Last month the Australian Securities and Investments Commission (ASIC) launched legal action against ANZ relating to the bank’s involvement in the manipulation of the bank bill swap rate (BBSW). ASIC had been conducting an investigation of the 14 member BBSW panel since mid-2012 following similar investigations by UK authorities relating to the comparable British benchmark known as LIBOR (London Inter-Bank Offer Rate). These benchmark rates are used to establish the final rates for many thousands of corporate loans and investments. As part of its brief of evidence, ASIC tendered chat room and telephone conversations which ASIC says is evidence of ANZ traders’ plans for moving the BBSW rate in a certain direction.
This week, ASIC has launched action against Westpac and ASIC will allege in the Federal Court that Westpac and its agents created an artificial price for bank bills on 16 occasions between 6 April 2010 and 6 June 2012. Banks such as Westpac facilitate investments, swaps or hedging transactions for their customers by taking the opposite side of the transaction. Many of these transactions are priced using BBSW as a reference point and movements in BBSW therefore effect the value of a bank’s “house” positions which are accumulated over time. There are also the banks’ trading desk positions, which are essentially bets made by bank employees, many of which are a priced relative to BBSW. Major Australian banks have the financial firepower to temporarily move prices at important times and this is what ASIC has alleged Westpac has done. “ASIC alleges that Westpac was seeking to maximise its profit or minimise its loss to the detriment of those holding opposite positions to Westpac’s.”
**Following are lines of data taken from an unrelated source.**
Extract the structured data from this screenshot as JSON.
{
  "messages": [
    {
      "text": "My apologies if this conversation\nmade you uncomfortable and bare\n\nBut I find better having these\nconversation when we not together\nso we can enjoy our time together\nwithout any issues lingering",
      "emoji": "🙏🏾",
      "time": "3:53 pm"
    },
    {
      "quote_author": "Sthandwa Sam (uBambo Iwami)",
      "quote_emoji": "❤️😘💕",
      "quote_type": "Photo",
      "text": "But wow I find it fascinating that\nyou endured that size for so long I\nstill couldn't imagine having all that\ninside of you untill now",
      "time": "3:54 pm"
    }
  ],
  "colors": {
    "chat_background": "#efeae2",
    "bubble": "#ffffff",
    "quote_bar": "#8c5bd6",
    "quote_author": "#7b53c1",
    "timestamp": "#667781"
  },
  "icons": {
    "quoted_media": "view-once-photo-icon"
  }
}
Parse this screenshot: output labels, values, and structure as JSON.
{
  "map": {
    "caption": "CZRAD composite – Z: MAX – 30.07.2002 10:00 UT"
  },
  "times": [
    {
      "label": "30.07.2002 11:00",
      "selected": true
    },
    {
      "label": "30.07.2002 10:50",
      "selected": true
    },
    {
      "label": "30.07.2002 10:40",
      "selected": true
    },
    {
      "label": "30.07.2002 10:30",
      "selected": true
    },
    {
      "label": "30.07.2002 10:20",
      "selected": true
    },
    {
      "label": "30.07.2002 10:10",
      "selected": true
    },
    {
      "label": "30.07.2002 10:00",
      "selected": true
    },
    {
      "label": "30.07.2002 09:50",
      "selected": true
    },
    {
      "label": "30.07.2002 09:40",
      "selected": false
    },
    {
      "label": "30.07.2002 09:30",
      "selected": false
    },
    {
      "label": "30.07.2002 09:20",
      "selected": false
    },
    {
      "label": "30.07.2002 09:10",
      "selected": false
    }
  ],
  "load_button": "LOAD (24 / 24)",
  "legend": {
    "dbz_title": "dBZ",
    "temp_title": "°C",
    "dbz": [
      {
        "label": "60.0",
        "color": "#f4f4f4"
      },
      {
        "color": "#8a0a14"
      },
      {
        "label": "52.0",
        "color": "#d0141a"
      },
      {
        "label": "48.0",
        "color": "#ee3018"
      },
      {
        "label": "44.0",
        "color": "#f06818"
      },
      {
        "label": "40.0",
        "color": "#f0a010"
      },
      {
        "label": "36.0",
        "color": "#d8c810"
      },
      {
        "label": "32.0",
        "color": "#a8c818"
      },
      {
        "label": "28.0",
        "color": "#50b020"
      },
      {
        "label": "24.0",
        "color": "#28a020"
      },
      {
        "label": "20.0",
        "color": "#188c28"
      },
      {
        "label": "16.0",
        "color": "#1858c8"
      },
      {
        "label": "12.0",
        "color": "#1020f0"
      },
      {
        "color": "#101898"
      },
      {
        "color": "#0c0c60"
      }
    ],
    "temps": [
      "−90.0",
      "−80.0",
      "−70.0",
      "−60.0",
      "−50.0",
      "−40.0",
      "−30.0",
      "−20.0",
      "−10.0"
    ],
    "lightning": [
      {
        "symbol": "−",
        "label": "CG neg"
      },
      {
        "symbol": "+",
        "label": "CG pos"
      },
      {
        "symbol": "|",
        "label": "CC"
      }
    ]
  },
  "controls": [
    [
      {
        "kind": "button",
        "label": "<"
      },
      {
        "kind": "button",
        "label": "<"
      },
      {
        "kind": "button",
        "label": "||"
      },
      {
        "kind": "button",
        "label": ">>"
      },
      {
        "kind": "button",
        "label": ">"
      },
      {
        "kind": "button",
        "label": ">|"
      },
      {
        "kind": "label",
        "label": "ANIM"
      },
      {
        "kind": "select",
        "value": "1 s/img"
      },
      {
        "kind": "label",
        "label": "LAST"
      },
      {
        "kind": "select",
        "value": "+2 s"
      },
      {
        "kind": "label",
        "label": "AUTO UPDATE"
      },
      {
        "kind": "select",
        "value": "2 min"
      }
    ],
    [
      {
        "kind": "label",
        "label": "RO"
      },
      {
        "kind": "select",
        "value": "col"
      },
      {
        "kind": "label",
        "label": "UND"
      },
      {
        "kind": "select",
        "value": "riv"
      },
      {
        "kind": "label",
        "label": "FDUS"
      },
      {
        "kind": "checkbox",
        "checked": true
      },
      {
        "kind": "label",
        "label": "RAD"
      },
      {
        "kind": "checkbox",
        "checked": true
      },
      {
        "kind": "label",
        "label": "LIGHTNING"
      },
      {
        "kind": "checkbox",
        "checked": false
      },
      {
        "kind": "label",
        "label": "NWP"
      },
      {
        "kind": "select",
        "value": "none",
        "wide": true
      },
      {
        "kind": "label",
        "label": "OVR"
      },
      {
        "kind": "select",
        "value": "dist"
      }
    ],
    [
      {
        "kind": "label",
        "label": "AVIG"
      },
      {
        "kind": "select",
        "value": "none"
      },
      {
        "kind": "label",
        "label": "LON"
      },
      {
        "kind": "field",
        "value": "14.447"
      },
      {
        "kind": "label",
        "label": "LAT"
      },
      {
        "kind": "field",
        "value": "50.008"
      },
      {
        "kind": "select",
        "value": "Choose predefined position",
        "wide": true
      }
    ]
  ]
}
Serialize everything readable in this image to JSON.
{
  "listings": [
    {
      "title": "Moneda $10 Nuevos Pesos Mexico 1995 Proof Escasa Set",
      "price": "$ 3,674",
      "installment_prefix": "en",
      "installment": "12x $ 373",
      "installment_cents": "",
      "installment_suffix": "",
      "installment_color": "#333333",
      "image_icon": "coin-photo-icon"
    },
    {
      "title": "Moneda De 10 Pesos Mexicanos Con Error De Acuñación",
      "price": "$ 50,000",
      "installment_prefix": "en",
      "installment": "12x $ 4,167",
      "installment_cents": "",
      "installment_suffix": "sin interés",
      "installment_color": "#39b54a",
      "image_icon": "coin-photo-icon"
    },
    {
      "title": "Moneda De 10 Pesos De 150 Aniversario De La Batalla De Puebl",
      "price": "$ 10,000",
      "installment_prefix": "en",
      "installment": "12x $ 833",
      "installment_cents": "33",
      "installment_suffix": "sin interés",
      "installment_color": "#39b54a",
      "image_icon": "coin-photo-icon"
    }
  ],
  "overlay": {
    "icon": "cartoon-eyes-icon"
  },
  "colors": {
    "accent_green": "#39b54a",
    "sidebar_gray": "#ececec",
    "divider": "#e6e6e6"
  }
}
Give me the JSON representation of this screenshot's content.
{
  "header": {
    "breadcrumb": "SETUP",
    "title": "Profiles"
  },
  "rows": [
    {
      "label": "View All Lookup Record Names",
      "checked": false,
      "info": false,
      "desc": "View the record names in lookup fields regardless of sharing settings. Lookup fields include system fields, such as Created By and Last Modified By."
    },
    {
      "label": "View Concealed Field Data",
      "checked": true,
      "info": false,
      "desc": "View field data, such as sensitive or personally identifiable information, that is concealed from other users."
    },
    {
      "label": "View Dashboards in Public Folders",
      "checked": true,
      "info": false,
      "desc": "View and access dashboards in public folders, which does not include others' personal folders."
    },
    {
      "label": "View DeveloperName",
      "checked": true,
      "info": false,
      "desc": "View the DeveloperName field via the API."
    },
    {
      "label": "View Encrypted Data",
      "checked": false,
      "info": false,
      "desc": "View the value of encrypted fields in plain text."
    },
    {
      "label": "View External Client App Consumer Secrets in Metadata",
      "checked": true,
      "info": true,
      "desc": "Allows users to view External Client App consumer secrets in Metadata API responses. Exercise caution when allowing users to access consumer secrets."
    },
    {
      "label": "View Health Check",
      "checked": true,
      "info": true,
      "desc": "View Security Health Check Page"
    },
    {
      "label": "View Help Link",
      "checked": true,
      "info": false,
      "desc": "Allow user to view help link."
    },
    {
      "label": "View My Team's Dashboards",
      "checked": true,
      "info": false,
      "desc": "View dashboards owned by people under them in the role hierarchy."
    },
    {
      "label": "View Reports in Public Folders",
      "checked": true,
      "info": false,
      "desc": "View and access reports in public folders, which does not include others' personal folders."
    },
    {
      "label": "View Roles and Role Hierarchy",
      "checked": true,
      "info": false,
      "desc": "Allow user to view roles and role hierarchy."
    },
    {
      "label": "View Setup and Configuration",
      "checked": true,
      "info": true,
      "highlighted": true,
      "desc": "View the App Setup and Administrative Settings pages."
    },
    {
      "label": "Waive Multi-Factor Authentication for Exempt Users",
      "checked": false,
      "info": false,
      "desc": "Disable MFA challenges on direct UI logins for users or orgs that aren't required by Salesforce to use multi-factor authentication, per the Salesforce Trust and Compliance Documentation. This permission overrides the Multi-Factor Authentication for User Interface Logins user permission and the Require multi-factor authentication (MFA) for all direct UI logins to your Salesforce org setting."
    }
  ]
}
Two banks have already admitted some wrong-doing. Both UBS and Royal Bank of Scotland have given enforceable undertakings to the ASIC in 2014 after admitting their traders had engaged in conduct at odds with their obligations. There are likely to be further claims made against some of the other banks in the BBSW panel and although ASIC has said publicly that it would prefer not to have to go to court, it is clearly prepared to pursue those it believes have breached their obligations.